Ô Lumière, songea Egwene tandis que l’eau coulait sur son corps, puisse-t-il en être ainsi. L’eau est-elle capable de laver ce que j’ai fait ?

« Son nom était Joiya, dit-elle à Sheriam entre deux sanglots. Rien ne peut valoir ce que j’ai juste… ce que je…

— Il y a un prix pour devenir Aes Sedai », répliqua Sheriam, mais la compassion imprégnait son regard, plus intense qu’avant. « Il y a toujours un prix à payer.

— Était-ce réel ? Ai-je rêvé ? » Ses sanglots noyèrent ce qu’elle voulait dire encore. L’ai-je abandonné alors qu’il allait mourir ? Ai-je abandonné mon bébé ?

Sheriam passa un bras autour de ses épaules, commença à la guider autour du cercle d’arches. « Toutes les femmes que j’ai regardées sortir de là ont posé la même question. La réponse est que personne ne le sait. On a supposé que peut-être certaines de celles qui ne sont pas revenues ont choisi de rester parce qu’elles avaient découvert un endroit plus enchanteur et vécu leur vie là-bas. » Sa voix se durcit. « Si c’est exact et qu’elles y ont demeuré par choix, alors j’espère que l’existence qu’elles ont menée a été loin d’être heureuse. Je n’ai pas de sympathie pour quiconque fuit ses responsabilités. » Le ton de sa voix devint légèrement moins tranchant. « Pour ma part, je suis persuadée que ce n’est pas réel. Par contre, le danger l’est. Souvenez-vous-en. » Elle s’arrêta devant l’arche lumineuse suivante. « Êtes-vous prête ? »

Passant d’un pied sur l’autre, Egwene hocha la tête et Sheriam enleva le bras posé sur ses épaules.

« La deuxième fois est pour ce qui est. La voie de retour ne se présentera qu’une fois. Soyez ferme. »

Egwene frissonna. Quoi qu’il advienne, cela ne peut pas être pire que tout à l’heure. Pas possible. Elle entra dans la brillance neigeuse.

Tête baissée, elle contemplait sa robe, de la soie bleue sur laquelle étaient cousues des perles, toute déchirée et poussiéreuse. Sa tête se releva et elle embrassa du regard les ruines d’un grand palais autour d’elle. Le Palais Royal d’Andor, dans Caemlyn. Elle le savait et se retint de hurler.

La voie de retour ne se présentera qu’une fois. Soyez ferme.

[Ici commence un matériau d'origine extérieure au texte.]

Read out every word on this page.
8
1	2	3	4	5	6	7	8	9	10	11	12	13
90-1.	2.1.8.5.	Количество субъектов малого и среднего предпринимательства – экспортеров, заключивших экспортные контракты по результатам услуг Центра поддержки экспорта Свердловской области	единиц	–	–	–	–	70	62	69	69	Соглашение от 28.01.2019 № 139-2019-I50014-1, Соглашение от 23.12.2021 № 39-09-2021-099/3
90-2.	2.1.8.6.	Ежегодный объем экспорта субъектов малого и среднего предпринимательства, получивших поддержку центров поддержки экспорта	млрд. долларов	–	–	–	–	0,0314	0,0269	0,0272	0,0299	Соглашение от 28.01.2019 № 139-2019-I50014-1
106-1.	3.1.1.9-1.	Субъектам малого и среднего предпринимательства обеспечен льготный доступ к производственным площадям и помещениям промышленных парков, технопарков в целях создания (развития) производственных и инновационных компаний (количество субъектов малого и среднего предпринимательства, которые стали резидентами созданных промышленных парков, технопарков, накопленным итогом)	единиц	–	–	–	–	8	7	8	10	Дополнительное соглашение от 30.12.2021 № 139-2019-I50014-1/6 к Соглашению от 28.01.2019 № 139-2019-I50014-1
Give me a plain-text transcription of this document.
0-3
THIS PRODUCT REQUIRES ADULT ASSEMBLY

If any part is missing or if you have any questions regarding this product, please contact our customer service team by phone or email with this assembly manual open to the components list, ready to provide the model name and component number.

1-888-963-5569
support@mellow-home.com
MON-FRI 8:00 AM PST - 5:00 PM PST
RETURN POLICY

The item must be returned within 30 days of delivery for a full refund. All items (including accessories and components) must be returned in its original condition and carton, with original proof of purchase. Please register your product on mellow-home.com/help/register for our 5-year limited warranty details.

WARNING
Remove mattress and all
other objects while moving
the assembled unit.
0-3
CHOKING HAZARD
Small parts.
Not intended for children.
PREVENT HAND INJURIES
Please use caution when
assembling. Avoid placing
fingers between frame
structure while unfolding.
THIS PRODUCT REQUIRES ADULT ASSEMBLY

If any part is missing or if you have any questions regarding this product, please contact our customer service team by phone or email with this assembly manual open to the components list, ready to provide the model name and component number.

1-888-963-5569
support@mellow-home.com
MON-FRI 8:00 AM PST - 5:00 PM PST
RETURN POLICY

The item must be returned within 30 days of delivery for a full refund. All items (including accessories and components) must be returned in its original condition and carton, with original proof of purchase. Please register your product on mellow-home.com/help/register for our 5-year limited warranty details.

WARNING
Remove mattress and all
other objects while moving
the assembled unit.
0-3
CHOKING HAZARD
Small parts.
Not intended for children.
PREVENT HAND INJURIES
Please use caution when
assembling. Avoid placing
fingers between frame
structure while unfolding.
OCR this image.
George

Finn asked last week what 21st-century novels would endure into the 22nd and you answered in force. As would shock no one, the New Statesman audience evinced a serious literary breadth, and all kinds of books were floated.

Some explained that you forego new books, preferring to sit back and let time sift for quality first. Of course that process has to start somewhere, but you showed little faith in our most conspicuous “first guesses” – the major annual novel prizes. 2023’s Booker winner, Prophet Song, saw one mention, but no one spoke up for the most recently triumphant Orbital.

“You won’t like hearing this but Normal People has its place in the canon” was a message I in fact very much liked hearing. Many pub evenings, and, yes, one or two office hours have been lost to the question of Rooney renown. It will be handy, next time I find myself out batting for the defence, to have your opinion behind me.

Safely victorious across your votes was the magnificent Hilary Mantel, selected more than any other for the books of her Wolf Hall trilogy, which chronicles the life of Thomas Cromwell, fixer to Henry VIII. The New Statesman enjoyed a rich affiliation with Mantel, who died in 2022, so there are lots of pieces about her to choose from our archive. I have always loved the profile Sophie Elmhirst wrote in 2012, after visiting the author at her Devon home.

Le monde n’était pas comme elle le souhaitait, en aucune façon qui lui vienne à l’esprit sans qu’elle ait envie de pleurer, mais toutes ses larmes avaient été versées depuis longtemps, et le monde était ce qu’il était. Des ruines, voilà ce qu’elle s’attendait à voir.

Sans se soucier d’éviter de déchirer davantage sa robe mais aussi attentive qu’une souris à ne pas faire de bruit, elle escalada un des tas de gravats et examina les rues en courbe de la Ville Intérieure. Aussi loin que portait son regard dans n’importe quelle direction, ce n’était que ruines et désolation, des bâtiments qui semblaient avoir été éventrés par des fous, d’épais panaches de fumée s’élevant des incendies qui brûlaient encore. Il y avait des gens dans les rues, des bandes d’hommes armés qui patrouillaient, cherchaient. Et des Trollocs. Les hommes s’écartaient peureusement devant eux, et les Trollocs grondaient à leur adresse et riaient, d’un rude rire guttural. Cependant ils se connaissaient, ils œuvraient ensemble.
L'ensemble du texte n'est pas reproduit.